Casi desde el inicio del S.XX el poema sinfónico desapareció, de acuerdo con une liquidation de toute trace d’heritage (como afirmase Pierre Boulez) que concernía igualmente a la tonalidad: el drama sinfónico que durante el siglo anterior se había visto sustituido por la épica poemática regresaba tratando de mantener un equilibrio imposible entre el carácter disgregador de las primeras vanguardias y su vocación inequívocamente conservadora en la obra de autores como Prokofiev, Roussel, Hindemith o Honegger (lo que para nada excluye la calidad musical de las sinfonías correspondientes), mientras la vanguardia perseguía un nuevo horizonte que, en realidad, era puramente lírico, en lo que este término implica de abstracción: en la disgregación formal de los expresionistas o los cubistas es posible percibir un hálito poético de la máxima intensidad que nace, justamente, de su negativa tanto a lo argumental como al formalismo.
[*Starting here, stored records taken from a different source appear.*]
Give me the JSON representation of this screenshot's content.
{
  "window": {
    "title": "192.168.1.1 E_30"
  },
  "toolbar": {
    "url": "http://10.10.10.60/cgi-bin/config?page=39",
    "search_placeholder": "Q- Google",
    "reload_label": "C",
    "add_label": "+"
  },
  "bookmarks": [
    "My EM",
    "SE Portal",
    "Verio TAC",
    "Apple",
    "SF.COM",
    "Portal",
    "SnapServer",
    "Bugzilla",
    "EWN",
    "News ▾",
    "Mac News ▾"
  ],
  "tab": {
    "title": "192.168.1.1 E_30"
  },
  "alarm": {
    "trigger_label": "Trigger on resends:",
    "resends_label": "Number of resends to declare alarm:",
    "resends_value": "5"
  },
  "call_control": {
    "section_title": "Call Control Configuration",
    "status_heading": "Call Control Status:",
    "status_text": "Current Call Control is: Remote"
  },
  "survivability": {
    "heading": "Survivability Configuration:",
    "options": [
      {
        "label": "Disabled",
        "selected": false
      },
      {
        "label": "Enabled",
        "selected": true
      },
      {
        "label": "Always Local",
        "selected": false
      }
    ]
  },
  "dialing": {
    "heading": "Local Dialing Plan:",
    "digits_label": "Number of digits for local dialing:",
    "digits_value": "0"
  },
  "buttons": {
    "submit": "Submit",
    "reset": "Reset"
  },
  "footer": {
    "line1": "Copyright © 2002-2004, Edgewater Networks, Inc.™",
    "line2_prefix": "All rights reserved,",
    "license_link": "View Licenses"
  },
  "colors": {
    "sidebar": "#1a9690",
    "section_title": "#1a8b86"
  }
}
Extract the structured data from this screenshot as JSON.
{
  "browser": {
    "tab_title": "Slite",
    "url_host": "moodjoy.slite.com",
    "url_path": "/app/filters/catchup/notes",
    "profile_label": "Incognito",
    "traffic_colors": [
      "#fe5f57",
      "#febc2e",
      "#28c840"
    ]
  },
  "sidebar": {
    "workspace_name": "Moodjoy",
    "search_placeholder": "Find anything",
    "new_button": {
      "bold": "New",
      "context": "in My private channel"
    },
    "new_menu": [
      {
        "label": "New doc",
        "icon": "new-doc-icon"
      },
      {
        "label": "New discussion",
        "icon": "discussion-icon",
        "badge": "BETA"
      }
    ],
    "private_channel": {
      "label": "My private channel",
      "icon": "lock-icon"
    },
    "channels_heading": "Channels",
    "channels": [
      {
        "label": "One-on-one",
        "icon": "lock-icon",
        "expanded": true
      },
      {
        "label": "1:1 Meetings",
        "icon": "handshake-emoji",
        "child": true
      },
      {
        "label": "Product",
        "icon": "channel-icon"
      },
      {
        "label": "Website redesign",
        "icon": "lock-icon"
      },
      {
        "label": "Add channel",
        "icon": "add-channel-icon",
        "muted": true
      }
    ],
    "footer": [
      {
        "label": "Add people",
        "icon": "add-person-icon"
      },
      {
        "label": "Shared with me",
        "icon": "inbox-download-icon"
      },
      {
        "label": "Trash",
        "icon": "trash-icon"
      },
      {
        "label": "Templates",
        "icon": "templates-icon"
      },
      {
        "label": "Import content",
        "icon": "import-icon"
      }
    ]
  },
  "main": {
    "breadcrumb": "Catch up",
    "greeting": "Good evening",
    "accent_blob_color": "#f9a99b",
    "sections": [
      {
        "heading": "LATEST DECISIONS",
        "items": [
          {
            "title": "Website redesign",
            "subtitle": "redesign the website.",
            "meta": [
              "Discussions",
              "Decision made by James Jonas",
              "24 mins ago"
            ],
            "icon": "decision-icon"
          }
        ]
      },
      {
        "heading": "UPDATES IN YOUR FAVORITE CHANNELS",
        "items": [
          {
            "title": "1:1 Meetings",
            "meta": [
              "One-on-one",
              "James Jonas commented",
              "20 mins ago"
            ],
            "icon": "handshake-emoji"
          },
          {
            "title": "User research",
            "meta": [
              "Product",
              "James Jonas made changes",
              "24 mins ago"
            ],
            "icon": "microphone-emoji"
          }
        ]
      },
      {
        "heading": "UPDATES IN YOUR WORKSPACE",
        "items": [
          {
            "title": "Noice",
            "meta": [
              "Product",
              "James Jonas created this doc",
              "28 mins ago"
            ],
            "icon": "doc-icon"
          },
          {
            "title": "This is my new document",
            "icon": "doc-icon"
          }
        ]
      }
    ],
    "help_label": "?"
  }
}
Y es que el sentido conservador -o innovador- del lenguaje resulta independiente de la calidad de la música. En España tenemos ejemplos de obras poemáticas de la máxima categoría enteramente ajenas a los violentos vaivenes estéticos propios tanto de la primera como de la segunda vanguardia, como los poemas sinfónicos sobre Dante de Conrado del Campo, los de Esplá o Gombau sobre Cervantes u otros aún más tardíos, como los de Facundo de la Viña: imágenes de una época y un lugar también, paradójicamente, ajenos al espacio y al tiempo.